1. A power supply for a rapier head (1) of a rapier weaving machine, which is connected to a rapier bar which can be displaced in the longitudinal direction or to a band (2) which can be displaced in the longitudinal direction, said power supply (10) including an inductive coupling device with at least one primary induction coil (8) and with at least one secondary induction coil (9) which can be inductively coupled to the primary induction coil, characterized in that the secondary induction coil (9) is formed at the rapier bar or at the band (2) respectively and/or at an elongate mounting part (2′) of the rapier head.

2. A power supply in accordance with claim 1, with the primary induction coil (8) being stationary.

3. A power supply in accordance with claim 1, with the secondary induction coil (9) being elongate, in particular in such a manner that the secondary induction coil extends over a length of at least 5 cm, at least 15 cm or at least 50 cm.

4. A power supply in accordance with claim 1, with the secondary induction coil (9) including one or more current loops.

5. A power supply in accordance with claim 1, with the secondary induction coil (9) being connected to an energy store via a converter.

6. A power supply in accordance with claim 1, with the inductive coupling device including at least one magnetisable core (7) and/or a magnetisable yoke.

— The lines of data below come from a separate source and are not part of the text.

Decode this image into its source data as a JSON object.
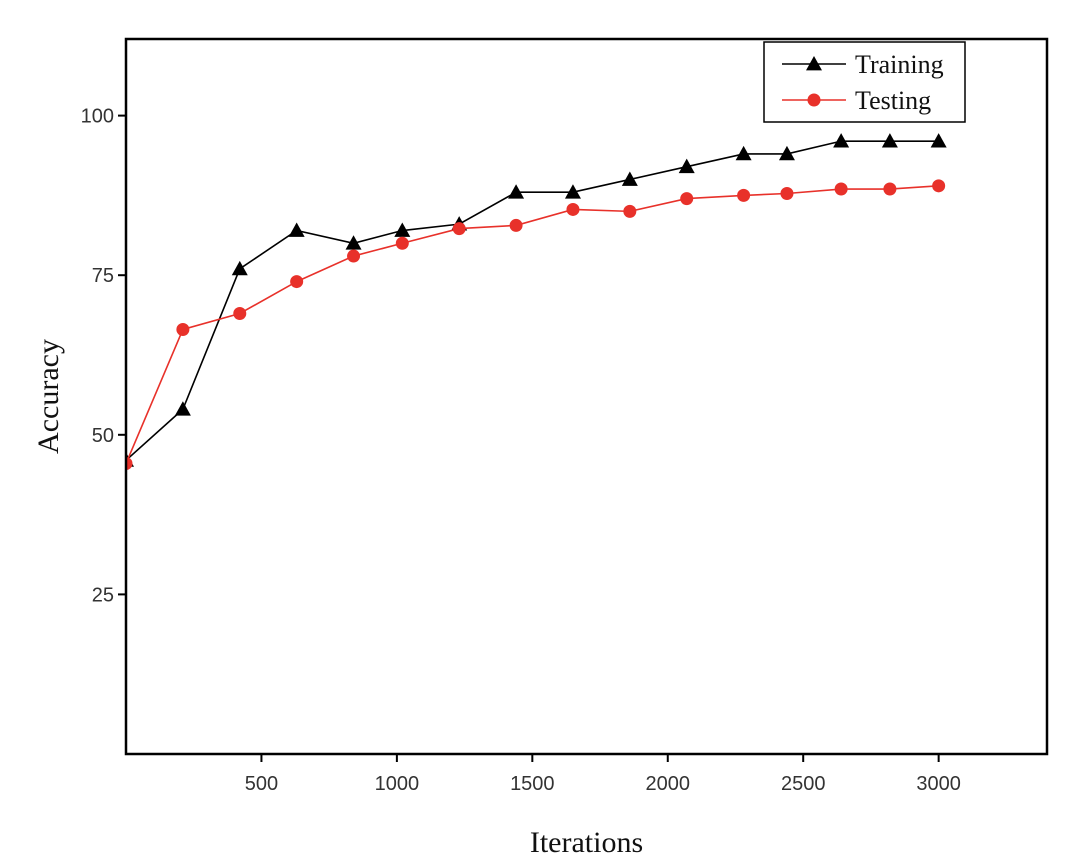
{
  "chart_data": {
    "type": "line",
    "title": "",
    "xlabel": "Iterations",
    "ylabel": "Accuracy",
    "xlim": [
      0,
      3400
    ],
    "ylim": [
      0,
      112
    ],
    "xticks": [
      500,
      1000,
      1500,
      2000,
      2500,
      3000
    ],
    "yticks": [
      25,
      50,
      75,
      100
    ],
    "grid": false,
    "legend_position": "top-right",
    "series": [
      {
        "name": "Training",
        "color": "#000000",
        "marker": "triangle",
        "x": [
          0,
          210,
          420,
          630,
          840,
          1020,
          1230,
          1440,
          1650,
          1860,
          2070,
          2280,
          2440,
          2640,
          2820,
          3000
        ],
        "y": [
          46,
          54,
          76,
          82,
          80,
          82,
          83,
          88,
          88,
          90,
          92,
          94,
          94,
          96,
          96,
          96
        ]
      },
      {
        "name": "Testing",
        "color": "#e8312a",
        "marker": "circle",
        "x": [
          0,
          210,
          420,
          630,
          840,
          1020,
          1230,
          1440,
          1650,
          1860,
          2070,
          2280,
          2440,
          2640,
          2820,
          3000
        ],
        "y": [
          45.5,
          66.5,
          69,
          74,
          78,
          80,
          82.3,
          82.8,
          85.3,
          85,
          87,
          87.5,
          87.8,
          88.5,
          88.5,
          89
        ]
      }
    ]
  }
}
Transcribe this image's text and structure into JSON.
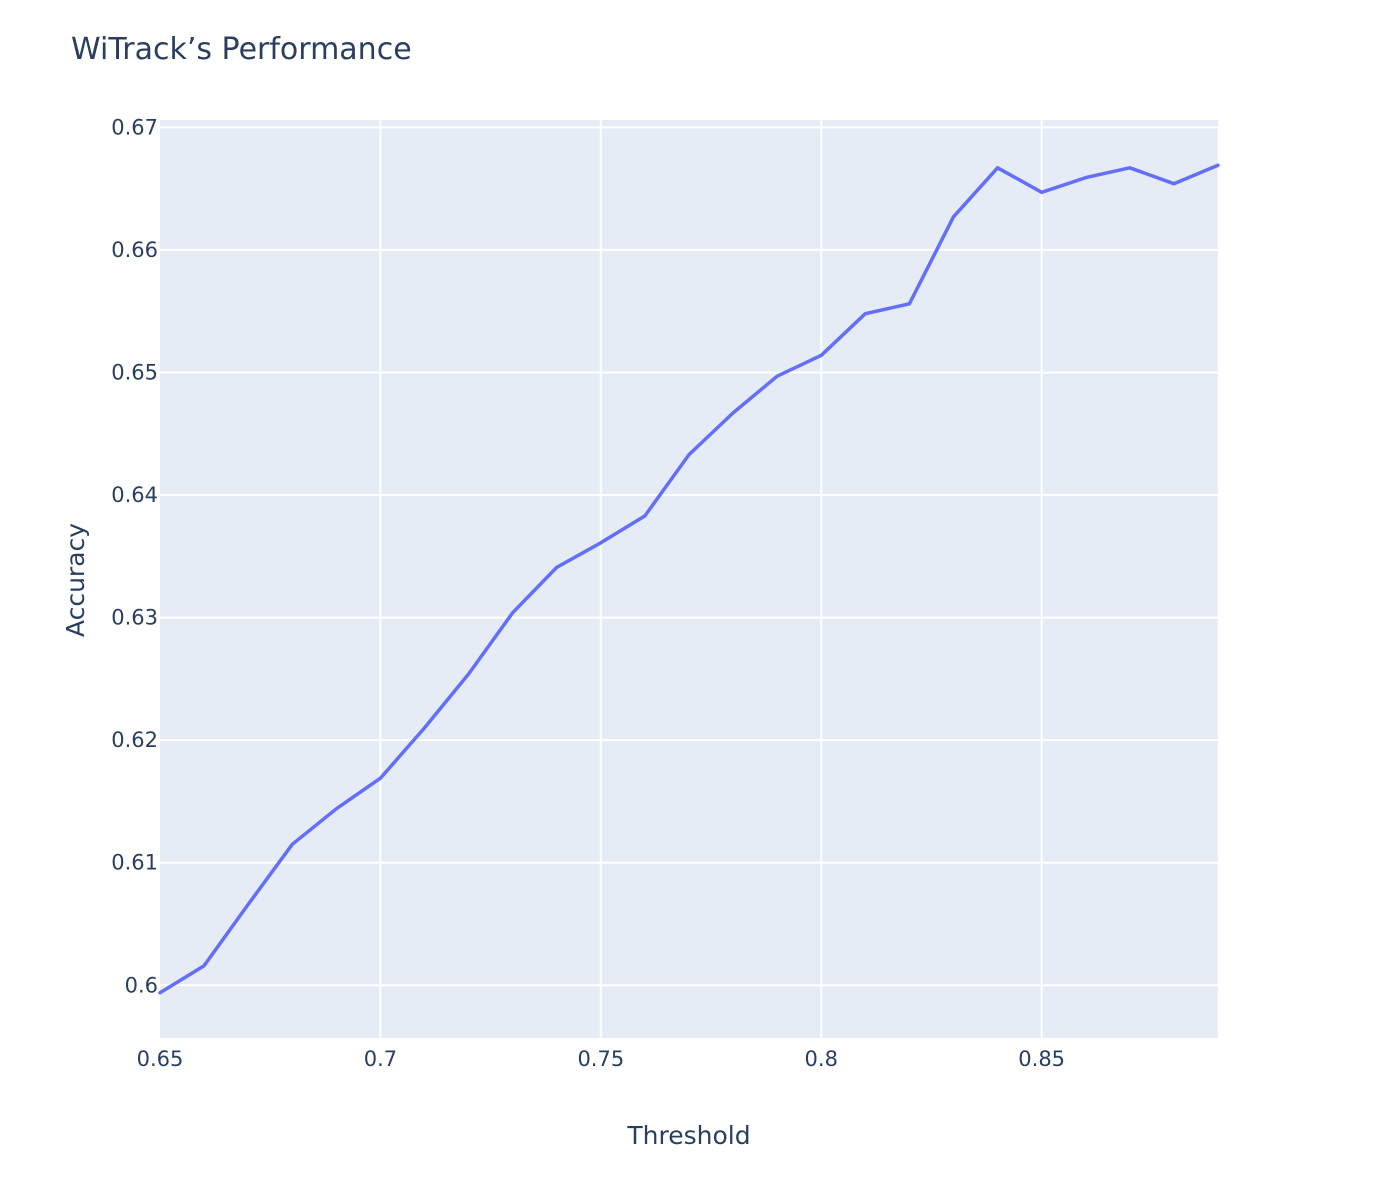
{
  "chart_data": {
    "type": "line",
    "title": "WiTrack’s Performance",
    "xlabel": "Threshold",
    "ylabel": "Accuracy",
    "xlim": [
      0.65,
      0.89
    ],
    "ylim": [
      0.5957,
      0.6706
    ],
    "x_ticks": [
      0.65,
      0.7,
      0.75,
      0.8,
      0.85
    ],
    "x_tick_labels": [
      "0.65",
      "0.7",
      "0.75",
      "0.8",
      "0.85"
    ],
    "y_ticks": [
      0.6,
      0.61,
      0.62,
      0.63,
      0.64,
      0.65,
      0.66,
      0.67
    ],
    "y_tick_labels": [
      "0.6",
      "0.61",
      "0.62",
      "0.63",
      "0.64",
      "0.65",
      "0.66",
      "0.67"
    ],
    "grid": true,
    "legend": "none",
    "colors": {
      "line": "#636efa",
      "plot_background": "#e5ecf6",
      "grid": "#ffffff",
      "text": "#2a3f5f"
    },
    "series": [
      {
        "x": [
          0.65,
          0.66,
          0.67,
          0.68,
          0.69,
          0.7,
          0.71,
          0.72,
          0.73,
          0.74,
          0.75,
          0.76,
          0.77,
          0.78,
          0.79,
          0.8,
          0.81,
          0.82,
          0.83,
          0.84,
          0.85,
          0.86,
          0.87,
          0.88,
          0.89
        ],
        "y": [
          0.5994,
          0.6016,
          0.6066,
          0.6115,
          0.6144,
          0.6169,
          0.621,
          0.6254,
          0.6304,
          0.6341,
          0.6361,
          0.6383,
          0.6433,
          0.6467,
          0.6497,
          0.6514,
          0.6548,
          0.6556,
          0.6627,
          0.6667,
          0.6647,
          0.6659,
          0.6667,
          0.6654,
          0.6669
        ]
      }
    ]
  }
}
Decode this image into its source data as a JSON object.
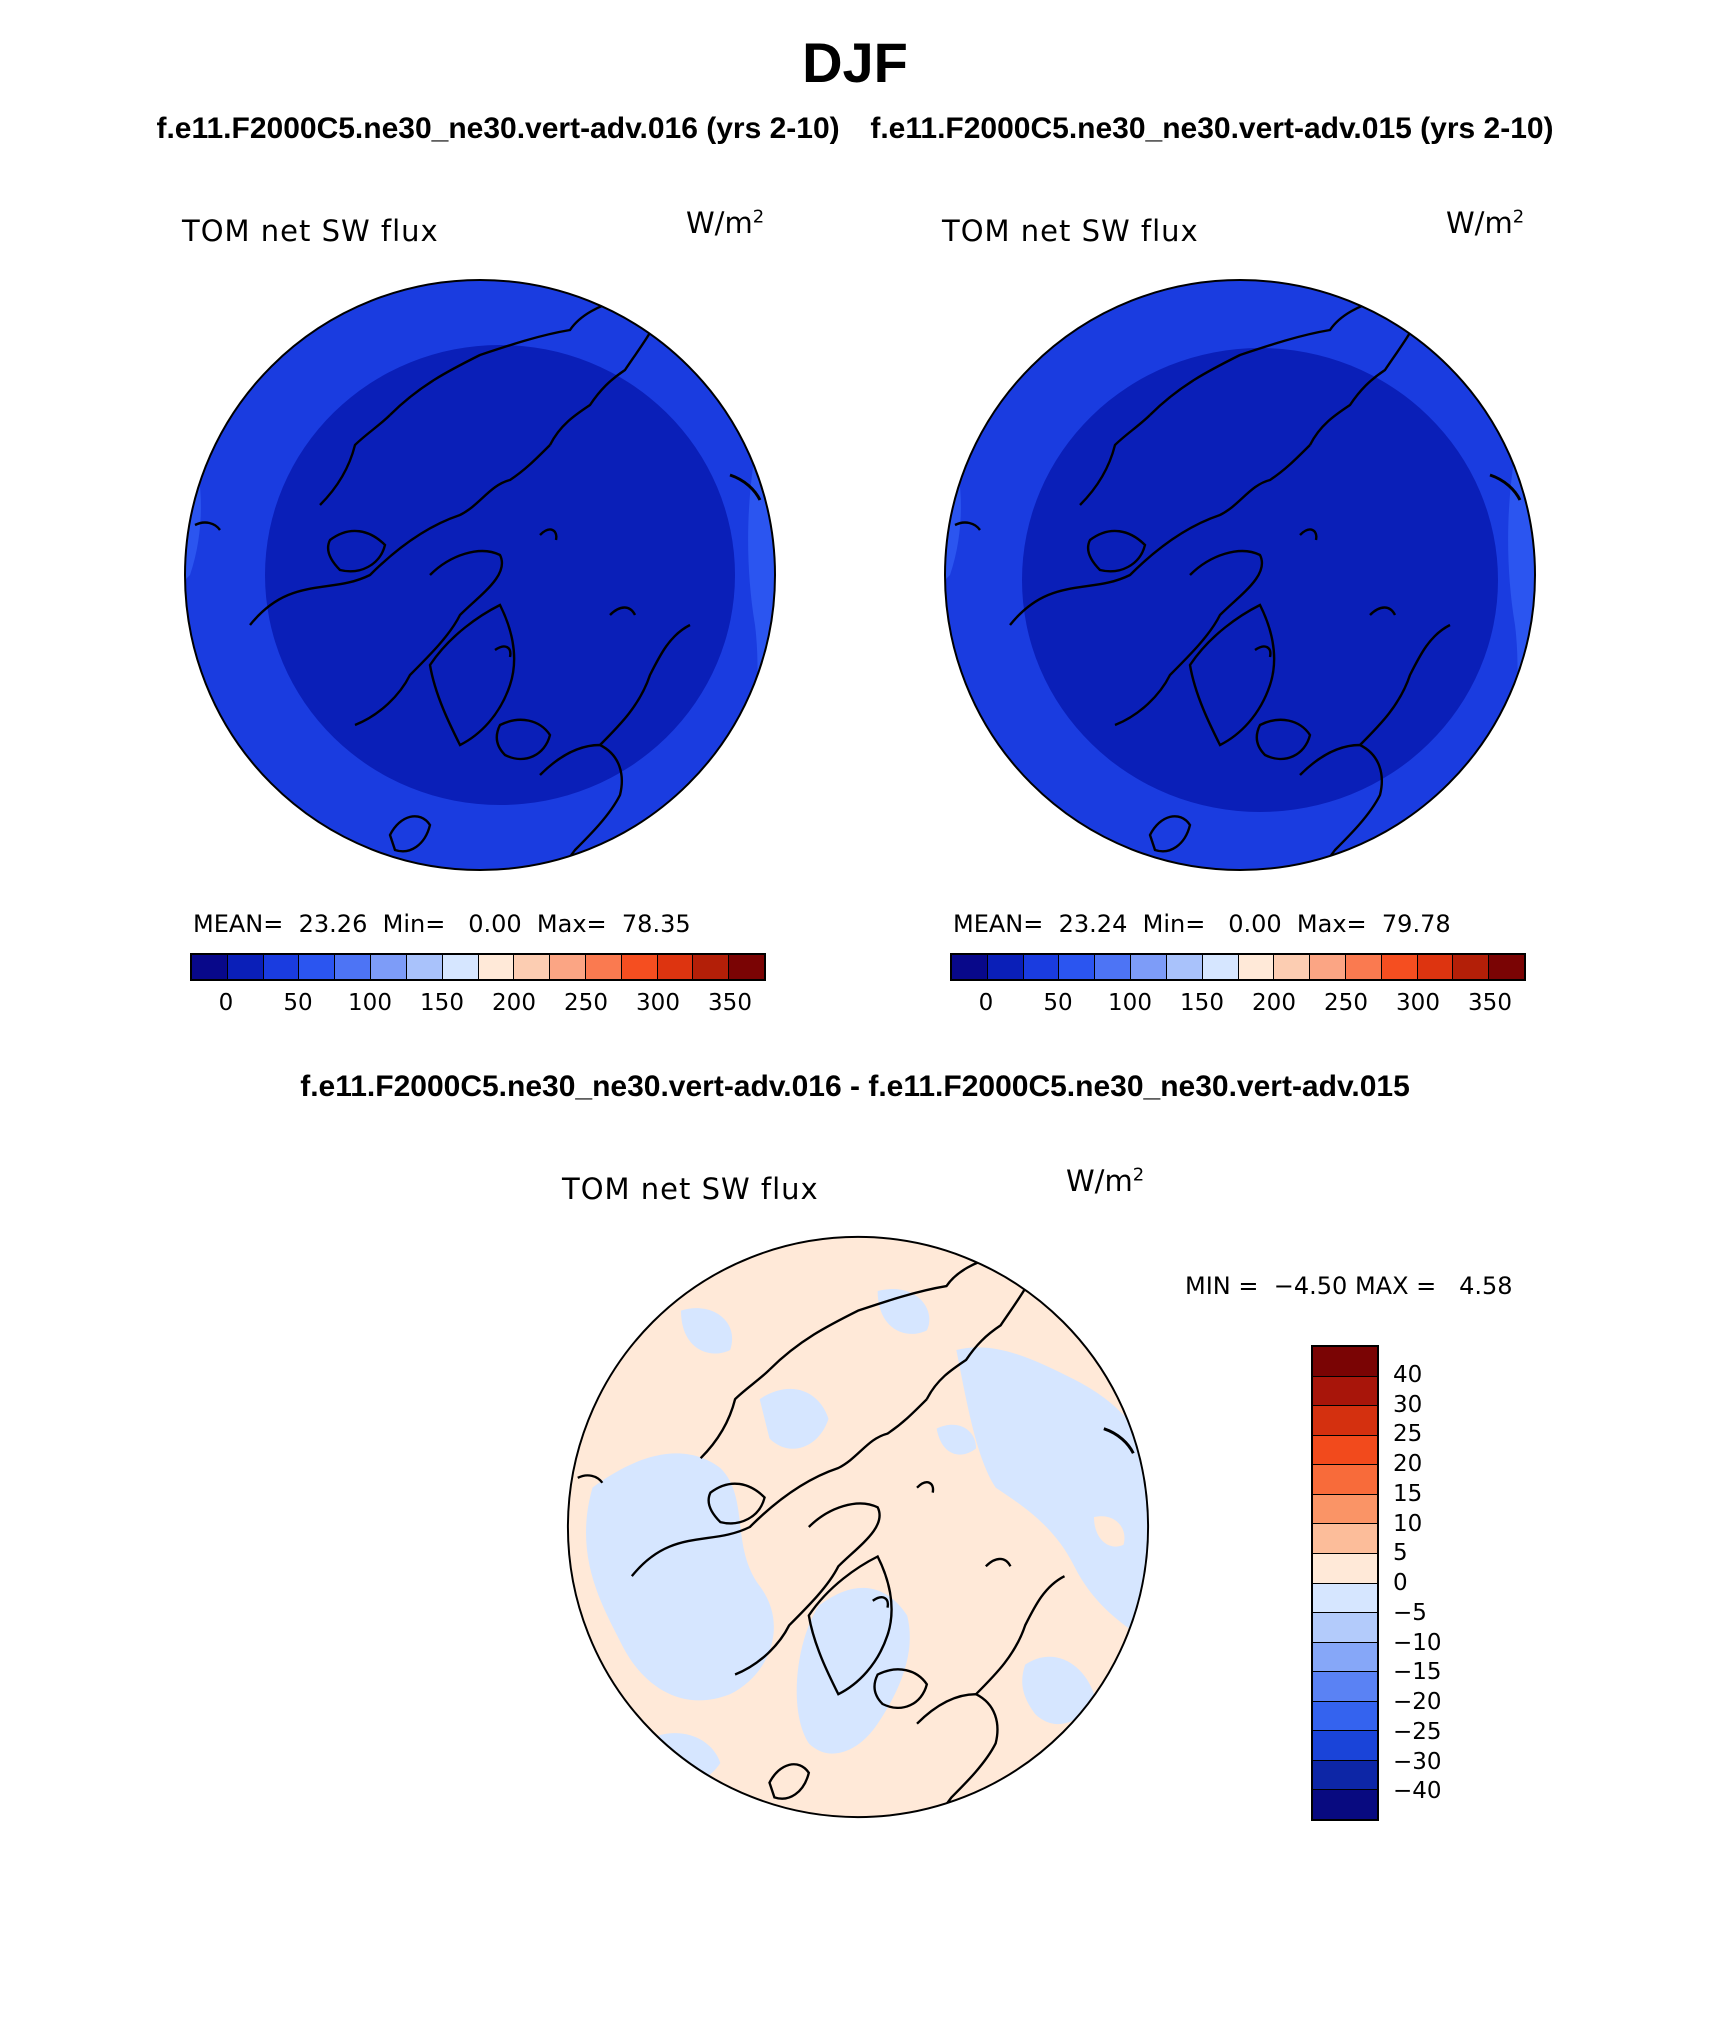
{
  "title": "DJF",
  "panels": {
    "left_title": "f.e11.F2000C5.ne30_ne30.vert-adv.016 (yrs 2-10)",
    "right_title": "f.e11.F2000C5.ne30_ne30.vert-adv.015 (yrs 2-10)",
    "diff_title": "f.e11.F2000C5.ne30_ne30.vert-adv.016 - f.e11.F2000C5.ne30_ne30.vert-adv.015"
  },
  "chart_data": [
    {
      "type": "heatmap",
      "projection": "north-polar-stereographic",
      "title": "f.e11.F2000C5.ne30_ne30.vert-adv.016 (yrs 2-10)",
      "variable": "TOM net SW flux",
      "units": "W/m",
      "units_exp": "2",
      "stats": {
        "mean_label": "MEAN=",
        "mean": "23.26",
        "min_label": "Min=",
        "min": "0.00",
        "max_label": "Max=",
        "max": "78.35"
      },
      "colorbar": {
        "labels": [
          "0",
          "50",
          "100",
          "150",
          "200",
          "250",
          "300",
          "350"
        ],
        "colors": [
          "#08088a",
          "#0a1fb8",
          "#1a3ce0",
          "#2b55f0",
          "#4d74f5",
          "#7d9cf8",
          "#a9c2fb",
          "#d6e6ff",
          "#ffe9d8",
          "#fccdb2",
          "#fba584",
          "#fa7a50",
          "#f54e20",
          "#dd3410",
          "#b31f08",
          "#7a0404"
        ]
      },
      "field_levels_shown": {
        "center": "0-25",
        "ring": "25-50",
        "outer_band": "50-75"
      }
    },
    {
      "type": "heatmap",
      "projection": "north-polar-stereographic",
      "title": "f.e11.F2000C5.ne30_ne30.vert-adv.015 (yrs 2-10)",
      "variable": "TOM net SW flux",
      "units": "W/m",
      "units_exp": "2",
      "stats": {
        "mean_label": "MEAN=",
        "mean": "23.24",
        "min_label": "Min=",
        "min": "0.00",
        "max_label": "Max=",
        "max": "79.78"
      },
      "colorbar": {
        "labels": [
          "0",
          "50",
          "100",
          "150",
          "200",
          "250",
          "300",
          "350"
        ],
        "colors": [
          "#08088a",
          "#0a1fb8",
          "#1a3ce0",
          "#2b55f0",
          "#4d74f5",
          "#7d9cf8",
          "#a9c2fb",
          "#d6e6ff",
          "#ffe9d8",
          "#fccdb2",
          "#fba584",
          "#fa7a50",
          "#f54e20",
          "#dd3410",
          "#b31f08",
          "#7a0404"
        ]
      },
      "field_levels_shown": {
        "center": "0-25",
        "ring": "25-50",
        "outer_band": "50-75"
      }
    },
    {
      "type": "heatmap",
      "projection": "north-polar-stereographic",
      "title": "f.e11.F2000C5.ne30_ne30.vert-adv.016 - f.e11.F2000C5.ne30_ne30.vert-adv.015",
      "variable": "TOM net SW flux",
      "units": "W/m",
      "units_exp": "2",
      "stats": {
        "min_label": "MIN =",
        "min": "-4.50",
        "max_label": "MAX =",
        "max": "4.58"
      },
      "colorbar": {
        "labels": [
          "40",
          "30",
          "25",
          "20",
          "15",
          "10",
          "5",
          "0",
          "-5",
          "-10",
          "-15",
          "-20",
          "-25",
          "-30",
          "-40"
        ],
        "colors": [
          "#7a0404",
          "#a8150a",
          "#d4300f",
          "#f24a1c",
          "#f86b3a",
          "#fa9466",
          "#fcbd9a",
          "#ffe9d8",
          "#d6e6ff",
          "#b3cbfb",
          "#86a7f8",
          "#5a82f4",
          "#3463ef",
          "#1a44d9",
          "#0d26a6",
          "#080a80"
        ]
      },
      "field_levels_shown": {
        "positive": "0 to 5",
        "negative": "-5 to 0"
      }
    }
  ]
}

7. A power supply in accordance with claim 6, with the primary induction coil (8) being arranged on a magnetisable core (7) which has an air gap into which the secondary induction coil (9) can be introduced.

8. A method for supplying power to a rapier head (1) in a rapier weaving machine, which is connected to a rapier bar or to a band (2), wherein at least one primary induction coil (8) of an inductive coupling device is coupled to at least one secondary induction coil (9) of the same and energy is transferred from the primary induction coil to the secondary induction coil, characterized in that the secondary induction coil (9) extends over a portion of the rapier bar or of the band (2) respectively and/or of an elongate mounting part (2′) of the rapier head (1).

9. A method in accordance with claim 8, with a field being produced by the primary induction coil (8), in particular through the use of a magnetisable core (7), and with the secondary induction coil (9) being respectively led together with the rapier bar or the band (2) or the mounting part (2′) through the field which is produced by the primary induction coil.

10. A rapier weaving machine including a power supply in accordance with claim 1.

11. A rapier weaving machine including a power supply equipped for carrying out a method in accordance with claim 8.